2. The ultrasonic flow meter of claim 1, wherein the ultrasonic flow meter comprises a plurality of ultrasonic flow sensors,

the primary amplifying circuit is used for pre-amplifying the echo electric signal;

the secondary amplifying circuit is used for carrying out secondary amplification on the echo electric signal after the pre-amplification.

3. The ultrasonic flow meter of claim 1, wherein the ultrasonic flow meter transducer further comprises: the signal conditioning and collecting module is connected with the ultrasonic transducer and the control module and is used for generating high-voltage ultrasonic excitation electric signals to excite the ultrasonic transducer to generate the ultrasonic signals, and controlling the two ultrasonic transducers in the same channel to switch between a transmitting function and a receiving function and controlling each channel to switch along with a signal channel switching circuit.

4. The ultrasonic flow meter of any of claims 1-3, wherein the ultrasonic flow meter transducer further comprises:

and the input and output module is connected with the control module and the analysis module and is used for receiving control signals input by a user and outputting information obtained by the control module and the analysis module.
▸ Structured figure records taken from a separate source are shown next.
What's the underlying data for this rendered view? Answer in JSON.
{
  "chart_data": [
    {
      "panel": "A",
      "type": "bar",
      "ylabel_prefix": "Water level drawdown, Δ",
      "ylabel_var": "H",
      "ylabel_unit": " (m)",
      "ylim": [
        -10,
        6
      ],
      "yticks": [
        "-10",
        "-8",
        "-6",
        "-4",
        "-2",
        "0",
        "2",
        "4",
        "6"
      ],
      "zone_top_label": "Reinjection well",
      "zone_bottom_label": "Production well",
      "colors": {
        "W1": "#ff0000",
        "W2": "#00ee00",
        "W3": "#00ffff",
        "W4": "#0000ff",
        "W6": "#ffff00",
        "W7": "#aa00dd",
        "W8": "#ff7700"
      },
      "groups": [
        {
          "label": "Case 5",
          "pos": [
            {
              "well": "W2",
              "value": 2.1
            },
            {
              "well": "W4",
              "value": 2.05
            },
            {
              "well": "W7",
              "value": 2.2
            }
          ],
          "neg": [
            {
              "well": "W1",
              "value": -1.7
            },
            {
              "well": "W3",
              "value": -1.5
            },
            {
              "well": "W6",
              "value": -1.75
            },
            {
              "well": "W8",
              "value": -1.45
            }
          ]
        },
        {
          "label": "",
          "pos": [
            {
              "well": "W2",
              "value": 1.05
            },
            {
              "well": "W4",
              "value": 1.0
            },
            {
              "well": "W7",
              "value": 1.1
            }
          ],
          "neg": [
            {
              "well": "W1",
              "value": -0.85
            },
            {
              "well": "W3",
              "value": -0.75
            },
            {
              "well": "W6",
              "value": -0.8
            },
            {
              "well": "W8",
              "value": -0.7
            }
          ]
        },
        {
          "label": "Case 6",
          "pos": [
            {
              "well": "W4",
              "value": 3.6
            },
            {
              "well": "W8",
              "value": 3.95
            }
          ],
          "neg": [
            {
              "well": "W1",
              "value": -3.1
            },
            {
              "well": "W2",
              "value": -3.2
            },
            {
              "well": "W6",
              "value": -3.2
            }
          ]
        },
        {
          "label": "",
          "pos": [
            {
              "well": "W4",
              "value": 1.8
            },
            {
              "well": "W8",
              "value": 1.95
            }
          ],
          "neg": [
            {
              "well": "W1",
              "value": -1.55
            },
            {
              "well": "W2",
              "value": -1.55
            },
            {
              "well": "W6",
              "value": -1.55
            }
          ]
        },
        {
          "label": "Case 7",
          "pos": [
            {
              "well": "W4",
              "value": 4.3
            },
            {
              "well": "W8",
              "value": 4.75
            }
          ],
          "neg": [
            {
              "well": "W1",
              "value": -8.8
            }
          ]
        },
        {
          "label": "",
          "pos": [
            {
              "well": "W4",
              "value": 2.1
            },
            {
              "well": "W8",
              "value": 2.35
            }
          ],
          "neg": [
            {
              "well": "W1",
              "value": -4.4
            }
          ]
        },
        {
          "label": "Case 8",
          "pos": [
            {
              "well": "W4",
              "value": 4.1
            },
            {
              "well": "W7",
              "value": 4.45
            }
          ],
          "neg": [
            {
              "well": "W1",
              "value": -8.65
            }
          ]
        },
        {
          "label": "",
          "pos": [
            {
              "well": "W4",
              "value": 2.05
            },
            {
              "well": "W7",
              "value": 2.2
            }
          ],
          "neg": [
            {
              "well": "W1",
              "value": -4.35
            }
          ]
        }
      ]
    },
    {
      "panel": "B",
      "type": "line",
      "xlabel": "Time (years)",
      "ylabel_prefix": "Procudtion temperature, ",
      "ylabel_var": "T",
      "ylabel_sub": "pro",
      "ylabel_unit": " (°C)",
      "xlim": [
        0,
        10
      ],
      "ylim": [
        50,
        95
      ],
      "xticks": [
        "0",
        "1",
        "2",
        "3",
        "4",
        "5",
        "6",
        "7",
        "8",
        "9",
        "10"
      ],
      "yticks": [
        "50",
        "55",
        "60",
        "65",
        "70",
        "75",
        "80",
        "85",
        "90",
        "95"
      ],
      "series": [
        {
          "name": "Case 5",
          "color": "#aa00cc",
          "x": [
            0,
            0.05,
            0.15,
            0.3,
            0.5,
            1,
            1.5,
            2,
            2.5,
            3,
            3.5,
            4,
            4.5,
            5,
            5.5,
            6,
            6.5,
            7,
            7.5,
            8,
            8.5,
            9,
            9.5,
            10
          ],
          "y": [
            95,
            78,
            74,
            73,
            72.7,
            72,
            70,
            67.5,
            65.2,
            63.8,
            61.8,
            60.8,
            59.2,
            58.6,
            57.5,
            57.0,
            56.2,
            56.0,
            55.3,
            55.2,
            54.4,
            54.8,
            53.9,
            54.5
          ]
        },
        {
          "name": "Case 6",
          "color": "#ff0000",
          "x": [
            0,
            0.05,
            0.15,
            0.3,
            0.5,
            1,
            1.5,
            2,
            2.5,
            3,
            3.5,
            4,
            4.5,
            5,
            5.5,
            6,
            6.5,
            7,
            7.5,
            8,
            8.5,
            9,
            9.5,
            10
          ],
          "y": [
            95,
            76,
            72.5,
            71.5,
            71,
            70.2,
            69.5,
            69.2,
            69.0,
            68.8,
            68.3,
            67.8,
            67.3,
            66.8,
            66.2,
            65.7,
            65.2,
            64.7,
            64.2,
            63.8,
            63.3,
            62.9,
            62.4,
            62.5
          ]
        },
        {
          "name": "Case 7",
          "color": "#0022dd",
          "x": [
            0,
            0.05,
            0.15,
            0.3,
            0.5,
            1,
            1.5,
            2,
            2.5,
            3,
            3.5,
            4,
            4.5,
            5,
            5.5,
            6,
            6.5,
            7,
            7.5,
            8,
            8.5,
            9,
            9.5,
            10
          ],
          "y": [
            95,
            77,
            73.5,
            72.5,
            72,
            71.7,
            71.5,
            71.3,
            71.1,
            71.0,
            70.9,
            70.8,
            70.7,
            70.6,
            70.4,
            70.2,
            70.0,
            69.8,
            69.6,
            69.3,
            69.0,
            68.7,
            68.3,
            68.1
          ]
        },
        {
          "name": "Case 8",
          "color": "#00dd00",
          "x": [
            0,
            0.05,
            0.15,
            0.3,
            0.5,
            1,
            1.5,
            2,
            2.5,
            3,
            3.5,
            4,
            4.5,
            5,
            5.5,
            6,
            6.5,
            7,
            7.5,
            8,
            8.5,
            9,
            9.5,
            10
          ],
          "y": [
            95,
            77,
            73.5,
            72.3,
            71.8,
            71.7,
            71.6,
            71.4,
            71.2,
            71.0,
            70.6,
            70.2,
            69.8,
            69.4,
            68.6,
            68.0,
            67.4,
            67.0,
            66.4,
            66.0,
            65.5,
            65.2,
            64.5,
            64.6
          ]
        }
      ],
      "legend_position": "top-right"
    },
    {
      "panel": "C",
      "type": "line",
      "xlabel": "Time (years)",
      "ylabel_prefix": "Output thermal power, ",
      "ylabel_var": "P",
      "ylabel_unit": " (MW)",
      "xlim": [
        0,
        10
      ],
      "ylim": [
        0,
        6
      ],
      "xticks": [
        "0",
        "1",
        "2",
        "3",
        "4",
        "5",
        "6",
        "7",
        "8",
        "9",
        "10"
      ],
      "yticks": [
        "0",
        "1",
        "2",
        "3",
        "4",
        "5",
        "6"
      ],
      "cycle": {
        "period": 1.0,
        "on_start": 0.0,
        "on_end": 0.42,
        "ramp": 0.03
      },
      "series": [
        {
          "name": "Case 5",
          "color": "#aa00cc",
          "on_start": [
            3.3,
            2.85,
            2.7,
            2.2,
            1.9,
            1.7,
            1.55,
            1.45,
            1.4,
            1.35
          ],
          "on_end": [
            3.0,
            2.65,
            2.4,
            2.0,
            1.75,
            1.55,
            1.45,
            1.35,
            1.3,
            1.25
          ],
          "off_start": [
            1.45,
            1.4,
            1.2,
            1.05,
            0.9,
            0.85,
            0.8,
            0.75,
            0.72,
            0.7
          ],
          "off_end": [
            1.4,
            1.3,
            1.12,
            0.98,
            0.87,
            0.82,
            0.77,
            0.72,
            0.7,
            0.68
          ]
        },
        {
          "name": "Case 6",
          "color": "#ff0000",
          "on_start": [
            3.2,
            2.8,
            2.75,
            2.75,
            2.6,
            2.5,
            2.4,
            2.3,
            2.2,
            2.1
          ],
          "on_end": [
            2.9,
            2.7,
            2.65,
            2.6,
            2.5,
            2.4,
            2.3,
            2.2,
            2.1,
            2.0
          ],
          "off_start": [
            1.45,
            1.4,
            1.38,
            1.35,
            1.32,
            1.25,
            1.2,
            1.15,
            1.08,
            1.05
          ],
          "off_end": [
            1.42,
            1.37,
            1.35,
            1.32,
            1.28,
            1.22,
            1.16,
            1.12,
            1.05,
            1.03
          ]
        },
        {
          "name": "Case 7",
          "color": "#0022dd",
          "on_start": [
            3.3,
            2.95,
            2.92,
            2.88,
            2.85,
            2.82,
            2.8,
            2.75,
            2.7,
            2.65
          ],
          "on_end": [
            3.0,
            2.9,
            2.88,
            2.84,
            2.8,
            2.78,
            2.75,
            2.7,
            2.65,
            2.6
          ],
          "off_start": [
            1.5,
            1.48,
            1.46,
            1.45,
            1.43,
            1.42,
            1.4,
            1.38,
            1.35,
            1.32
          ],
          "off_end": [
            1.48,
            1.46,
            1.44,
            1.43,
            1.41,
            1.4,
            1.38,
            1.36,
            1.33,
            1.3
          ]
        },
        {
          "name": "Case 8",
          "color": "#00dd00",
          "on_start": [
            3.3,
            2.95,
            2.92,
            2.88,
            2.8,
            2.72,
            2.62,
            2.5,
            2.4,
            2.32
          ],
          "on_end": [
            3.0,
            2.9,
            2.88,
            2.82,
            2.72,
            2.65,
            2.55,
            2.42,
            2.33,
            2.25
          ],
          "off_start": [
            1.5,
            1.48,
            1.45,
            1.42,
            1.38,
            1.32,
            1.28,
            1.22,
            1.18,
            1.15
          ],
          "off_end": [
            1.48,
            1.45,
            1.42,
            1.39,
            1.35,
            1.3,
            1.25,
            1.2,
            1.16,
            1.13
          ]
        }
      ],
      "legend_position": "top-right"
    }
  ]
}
5. The ultrasonic flow meter of claim 4, wherein the ultrasonic flow meter transducer further comprises:

the power-down protection module is connected with the control module and the analysis module and is used for storing parameters and metering data of the ultrasonic flowmeter in a storage unit of the ultrasonic flowmeter transmitter when the ultrasonic flowmeter is insufficient in power supply or is powered off.

6. The ultrasonic flow meter of claim 5, wherein the ultrasonic flow meter transducer further comprises:

the power management module is connected with the program-controlled amplifying and automatic gain control module, the analysis module, the input and output module and the power-down protection module and is used for providing power for the program-controlled amplifying and automatic gain control module, the analysis module, the input and output module and the power-down protection module.

7. The ultrasonic flow meter of claim 6, wherein the ultrasonic flow meter transducer further comprises:

and the man-machine interaction interface is connected with the control module and the analysis module and is used for connecting external input equipment and display equipment so as to realize man-machine interaction.

8. The ultrasonic flow meter of claim 7, wherein the ultrasonic flow meter transducer further comprises:

and the external expansion RAM module is connected with the control module and the analysis module and is used for storing data when the storage space of the control module and the analysis module is insufficient.